Eine Deutsche Lehrgemeinschaft kann nur funktionieren, wenn die bedarfsgerechte Grundfinanzierung der Hochschulen gesichert ist. Statt zum zweiten Mal einen "Studentenberg" zu "untertunneln", müssen Bund und Ländern allen Studienberechtigten ausreichend Studienplätze und gute Studienbedingungen sichern. Doch wie die Forschung ist auch die Lehre an den Hochschulen auf kontinuierliche Weiterentwicklung und Impulse angewiesen. Wir brauchen daher eine Deutsche Lehrgemeinschaft, die durch Drittmittelvergabe gezielt Innovationen in Lehre und Studium fördert.
Die Uni von heute muss wieder zu einer "hohen Schule" im besten Sinne des Wortes werden. Sie muss die Studierenden ins Zentrum der Lehre stellen. Hochschullehre ist kein einseitiger Vorgang, in dem es darum geht, Studierende mit vorgefertigtem Wissen abzufüllen. Studierende müssen vielmehr selbstständige Produzenten ihres Wissens werden. Ihre Beteiligung an der bereits von Wilhelm von Humboldt beschworenen "Gemeinschaft der Lehrenden und Lernenden" ist für den Wissenschaftsprozess und seinen Erkenntnisfortschritt konstitutiv. Lernende und Lehrende müssen sich auf gleicher Ebene begegnen. Es kommt nicht auf den Stoff an, den die DozentInnen in die Lehre einspeisen, sondern auf die Kompetenzen, die die künftigen AbsolventInnen für die berufliche und gesellschaftliche Praxis brauchen.
Sender-Empfänger-Format
Hochschullehre, die den Anforderungen des 21. Jahrhunderts gerecht werden will, lässt sich nicht mit den Methoden des 19. Jahrhunderts betreiben. Das einseitige Sender-Empfänger-Format der traditionellen Vorlesung ist seit Erfindung der Buchdruckerkunst überholt. Aufgabe einer Deutschen Lehrgemeinschaft wäre es daher, die Entwicklung und Etablierung innovativer Lehr- und Lernformen zu fördern. Etwa problemorientiertes Lernen, damit das Studium tatsächlich an den in der Praxis benötigten Kompetenzen ausgerichtet werden kann. Oder das Projektstudium, um die scharfe Abgrenzung von Lehrveranstaltungen und Semestern zu überwinden und zu lernen, im Team Problemlösungen zu entwickeln.
Für die Forschung ist die Projektförderung durch staatliche Drittmittel ein bewährtes Instrument. Die Lehre muss mitziehen, wenn sie nicht völlig unter die Räder kommen will.
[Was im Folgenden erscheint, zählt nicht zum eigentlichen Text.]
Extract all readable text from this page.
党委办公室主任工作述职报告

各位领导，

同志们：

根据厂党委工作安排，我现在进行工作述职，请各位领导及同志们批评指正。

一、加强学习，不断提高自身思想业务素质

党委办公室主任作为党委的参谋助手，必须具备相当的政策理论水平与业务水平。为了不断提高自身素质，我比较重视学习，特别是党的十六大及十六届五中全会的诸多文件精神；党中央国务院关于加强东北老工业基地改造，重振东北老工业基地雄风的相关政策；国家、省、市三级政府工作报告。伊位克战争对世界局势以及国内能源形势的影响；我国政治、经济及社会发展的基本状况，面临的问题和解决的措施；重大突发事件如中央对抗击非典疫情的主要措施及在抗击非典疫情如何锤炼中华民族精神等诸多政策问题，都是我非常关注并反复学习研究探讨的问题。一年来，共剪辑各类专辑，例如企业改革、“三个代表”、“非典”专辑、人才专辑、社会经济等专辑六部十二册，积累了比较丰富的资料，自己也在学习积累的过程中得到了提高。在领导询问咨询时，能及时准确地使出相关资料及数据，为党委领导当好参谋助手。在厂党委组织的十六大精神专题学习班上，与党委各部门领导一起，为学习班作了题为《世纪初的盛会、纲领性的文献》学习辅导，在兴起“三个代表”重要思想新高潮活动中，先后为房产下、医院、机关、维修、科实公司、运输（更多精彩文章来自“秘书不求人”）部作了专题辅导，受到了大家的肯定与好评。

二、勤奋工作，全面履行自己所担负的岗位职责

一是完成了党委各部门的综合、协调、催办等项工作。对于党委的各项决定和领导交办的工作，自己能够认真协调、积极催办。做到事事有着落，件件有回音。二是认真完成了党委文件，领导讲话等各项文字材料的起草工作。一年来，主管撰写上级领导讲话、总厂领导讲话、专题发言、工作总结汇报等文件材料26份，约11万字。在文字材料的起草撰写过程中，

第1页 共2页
Zwischen Drittmittelförderung auf der einen Seite und Flexibilisierung von Beschäftigungsverhältnissen auf der anderen Seite besteht im Übrigen kein zwingender Zusammenhang. Jedes Wirtschaftsunternehmen muss lernen, sich durch eine vorausschauende Personalplanung an sich verändernde Auftragslagen anzupassen. Warum sollen dies nicht auch die Hochschulen lernen und eine qualifizierte Mitarbeiterin heute in einem Lehrprojekt, morgen in einem Forschungsprojekt und übermorgen auf einer Haushaltsstelle einsetzen, statt sie alle zwei Jahre auf die Straße zu setzen? Zu einer Qualitätsoffensive für gute Hochschullehre gehört auch eine aktive Personalentwicklung, mit der Hochschulen die Kompetenzen ihrer WissenschaftlerInnen systematisch fördern.